After that I was much more careful about the cars in Earl’s junk yard, especially the car I had hid in. It was the one car in the whole yard that wasn’t locked, and it became my car fort. After all, what’s a car-monster-slayer-warrior without a good car fort? I put all sorts of things in that car: blankets, toys, food, anything and everything necessary for a good car fort. In a way it became my home away from home. Often, I’d forget that I’d left a certain toy in that car and in the middle of the afternoon I would run the whole five blocks from my house to the car. And on many days, after a hard days work of car-monster fighting, I would just sit and eat it the car fort. It was the best fort a kid could have.
One cold winter afternoon I convinced my friends to play a game of hide-and-go- seek in the snow-covered playground, and after everyone’s quick shouts of “NOT IT!” it was Tommy’s turn to seek. “One hundred three, one hundred two, one hundred one…” and I was off. I knew I was so smart to go hide in the car; I thought I could be there hours before anyone would come find me. As I opened the car door, I stopped for just a moment to hear Tommy’s high-pitched voice yell, “Ready or not here I come!” I could barely contain myself as I leaped clear over the front seat.
After my soft landing on the back seat I turned suddenly and looked downward to see a man lying on the floorboards. He wore dark, ragged clothes, and his face was ugly and dirty. He opened his eyes and looked at me with eyes filled with anger. As the man quickly sat up in the car, his hands, which wore frayed tipless gloves, shook violently as he reached out to grab me. His face was tense with anger, and his eyes were crazed and wide. “Y-y-y-you c-c-can’t be here. This is muh, m-m-m-my home nuh, n-now.” My fright caused me to freeze in place; I didn't know what to do. His cold soiled fingers gripped my neck, and I felt like I couldn’t do anything, not even scream. After pushing my body to the back of the car, the man proceeded to beat me. Punch after punch, he hit me in the side, in the back, in the face… many times. I don’t know how long it lasted; I could barely even cry.
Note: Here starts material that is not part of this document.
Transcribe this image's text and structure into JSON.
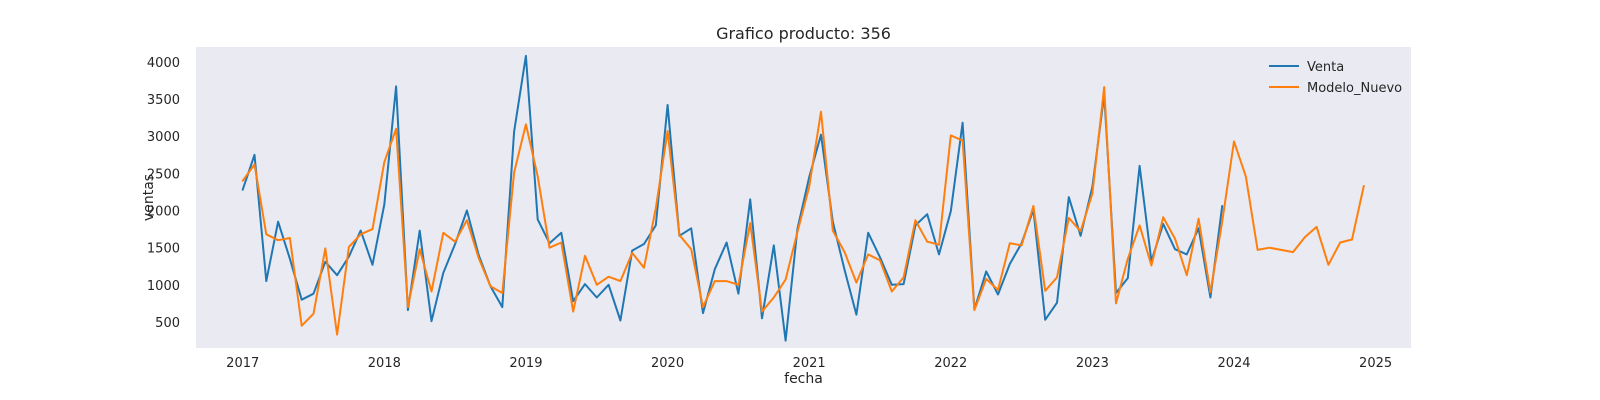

At the end of it, he picked me up and threw me to the front of the car, hitting my head on the dashboard and knocking me out. I can’t remember anything that happened after that, but I don’t think I really want to.
I don’t even remember how my parents found me after that. They looked for the man, but he was never found. I don’t know what it was that drove that man to hurt me so; his angry eyes still visible in my mind. There is only one thing I know for certain: I never went back to that car. All my blankets and toys were left there never to be touched again. Even my most precious belongings, my favorite toys, were to be left there for a long time. How could a child, even an adult, bring himself back to a place like that? I don’t think I will ever be able to return to the happy child I once was. I can’t see the world like I used to. The windows of my soul, just as the windows of the car, have been blotted out with the dirt of the years of my pain.